Wednesday 1 November 2017

In a Garden in Seville

This is an extract from my forthcoming book, Isandlwana - a Love Story. 


Three green parrots that look more like African Rift Valley fish, swim past, cheeping, through the entwined palms and cypresses, the cries of owls, cicadas and parakeets resonate, ringing around the memorial to Gustavo Bécquer, the Sevillian poet, where three marble women on a bench, clung together in their carven crimplenes, describe the passion, expressed in his words, of the traverse of the mystery: “The invisible atoms of the air / pulsate all around and become inflamed… / What is happening? Tell me! / Silence!
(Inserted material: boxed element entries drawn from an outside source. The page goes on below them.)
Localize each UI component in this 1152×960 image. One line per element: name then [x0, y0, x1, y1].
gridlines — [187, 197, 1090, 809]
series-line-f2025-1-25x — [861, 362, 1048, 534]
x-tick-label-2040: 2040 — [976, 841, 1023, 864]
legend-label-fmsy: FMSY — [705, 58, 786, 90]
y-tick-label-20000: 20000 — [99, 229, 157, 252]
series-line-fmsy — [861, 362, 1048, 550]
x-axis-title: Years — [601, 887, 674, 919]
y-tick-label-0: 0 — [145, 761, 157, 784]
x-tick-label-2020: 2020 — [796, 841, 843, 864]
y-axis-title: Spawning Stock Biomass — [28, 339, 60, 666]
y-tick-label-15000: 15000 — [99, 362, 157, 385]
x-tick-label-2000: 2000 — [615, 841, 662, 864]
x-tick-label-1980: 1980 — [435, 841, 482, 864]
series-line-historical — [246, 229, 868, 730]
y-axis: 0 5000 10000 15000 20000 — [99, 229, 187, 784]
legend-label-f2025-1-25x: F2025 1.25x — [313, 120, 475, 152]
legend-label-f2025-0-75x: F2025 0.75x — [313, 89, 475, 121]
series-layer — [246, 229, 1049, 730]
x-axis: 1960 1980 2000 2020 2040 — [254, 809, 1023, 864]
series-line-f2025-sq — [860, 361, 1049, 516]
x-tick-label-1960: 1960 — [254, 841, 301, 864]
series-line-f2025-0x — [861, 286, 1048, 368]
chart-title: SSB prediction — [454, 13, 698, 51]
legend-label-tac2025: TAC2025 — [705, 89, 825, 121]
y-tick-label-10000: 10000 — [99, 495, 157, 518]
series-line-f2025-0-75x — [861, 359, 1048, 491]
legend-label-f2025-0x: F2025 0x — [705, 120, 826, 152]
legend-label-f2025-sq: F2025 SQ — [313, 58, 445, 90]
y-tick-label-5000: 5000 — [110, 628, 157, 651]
It is love that is passing!” 

The first woman sits low, as in a reverie, her fan is snapped shut, hair in a bun, her cheeks rounded with puppy-fat, a single rose fallen into the crease of her gown; she is anticipation. The second woman is more refined, her cheek thrown back in immodest ecstasy, her ringlets falling to her half-bared shoulders, her right hand laid over her heart; she is consummation. The third woman leans against her and looks away, a veiled mantilla crowning her ageing face, her hands clutched in sentiment; she is melancholia. Flanking Bécquer in bronze, a lively child-like Cupid, his quiver full, prepares to dart the young woman – but on the other side, an adult Eros lies dying, his bow dropped, his wings crumpled, his arm raised in fruitless supplication, a dagger buried in his back… And yet it is here that a bold cypress, of formidable girth, chosen by the poet’s friends for its longevity, surpasses its intention, slowly pushing the marble blocks aside, dismantling the monument to ephemeral passion.

Nearby, water gouts from the throats of three pipes, falling from a 1960s ceramic sunburst sky into a rectangular pool that is underfilled, a backdrop to a reclining stone statue of another woman, whose stone head has been removed by thieves. In a pool two young girls, very blonde, swim in their shorts to beat the heat; emerging, water runs down their thighs; they tremble at the cloud of my passing.